If you were to look at maps of London as often and for as long as I do, you might find that your imagination wanders on occasion. In my case, I have created a little fantasy. By an as yet undetermined means, I travel back in time to the period just before the railways were developed. Then, with a carte blanche in front of me, I set about recreating London, imagining how the metropolitan area might look with the benefit of hindsight. If only we knew then what we know now!

Anyone who saw these maps would fairly conclude that I am not anti-car. But, like many people––including, I might add, a former CEO of Volvo: ‘Private cars are not a suitable mode of transport in town’––I recognise that large numbers of petrol-driven vehicles driving about the place diminishes the quality of city life. Thus it is that I spend many a fanciful hour considering how to mitigate the car’s less attractive features.

If we were able somehow to start afresh, it is almost impossible to believe that the capital would look much the same as it does now. Don’t get me wrong.
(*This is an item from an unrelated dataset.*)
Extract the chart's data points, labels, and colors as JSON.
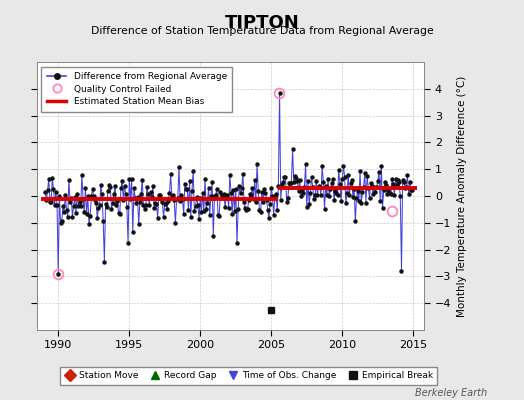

I love the randomness of London’s road network, and personally I wouldn’t change that aspect even if I could. But if, as I say, we had ourselves another chance, then surely more emphasis would be placed on alternatives to the car the second time around, including, of course, the bicycle.

It might surprise those of you unfamiliar with the history of the bike to learn that in 1949, 37% of all journeys in London were made by bike (20% nation-wide). The main reason that this enviable position changed was that the bicycle came to be regarded as a poor man’s form of transport. People were looking to move on from the austerity of the post-war years, and with the increasing availability of mass-produced cars, four wheels became more desirable than two.

The car, of course, is more than just about getting from A to B; it’s about status as well. But even though we cannot turn back the clock, we can still wind it up from time to time. Let me conclude with some choice words from Andrew Marr in his programme on Megacities:

If we’re all going to live in the megacity––and it rather looks like most of us will––are we all condemned to a future of choking jams and sweat-packed tube trains? No, I think that maybe, we don’t want to turn our backs on our low-tech past. Maybe Dakha and its half-a-million cycle rickshaws does have something to teach us. Across the globe, and London is gearing up for a three-speed revolution.

To get real change in the city, you need two things: you need pent-up demand on the streets, and you need proper leadership. When the two come together, change can happen very, very fast. A good example would be the London bicycle [hire] scheme. When this got going, a lot of people said, ‘Well, it’s not going to work.’ And within the first ten weeks there were a million journeys made.

There’s no single magic bullet that’s going to solve the megacity transport crisis. We have to snaffle ideas from all over the place, taking smaller, smarter solutions which, when you take them together, can have an impact. London’s first large-scale public bike hire scheme is part of that potential mix.

In the economy of the great cities, they’re always learning and copying and stealing from each other. And it’s not from just the high-tech cities, so Dakha in Bangladesh may be a nightmare, but it’s a nightmare run on pedal-power, and that’s something that modern cities are re-learning. And so to have a transport system that really works, you need everything. You need the taxis, and the cars, and the buses. You need the trains. And you need bicycles, and of course, decent places to be able to walk safely as well. It’s a bit like fusion food, you know, that we eat all the time. You bring in all sorts of lessons, all sorts of flavours, and you mix them up, and with a bit of luck and leadership, you get a city that’s moving again.’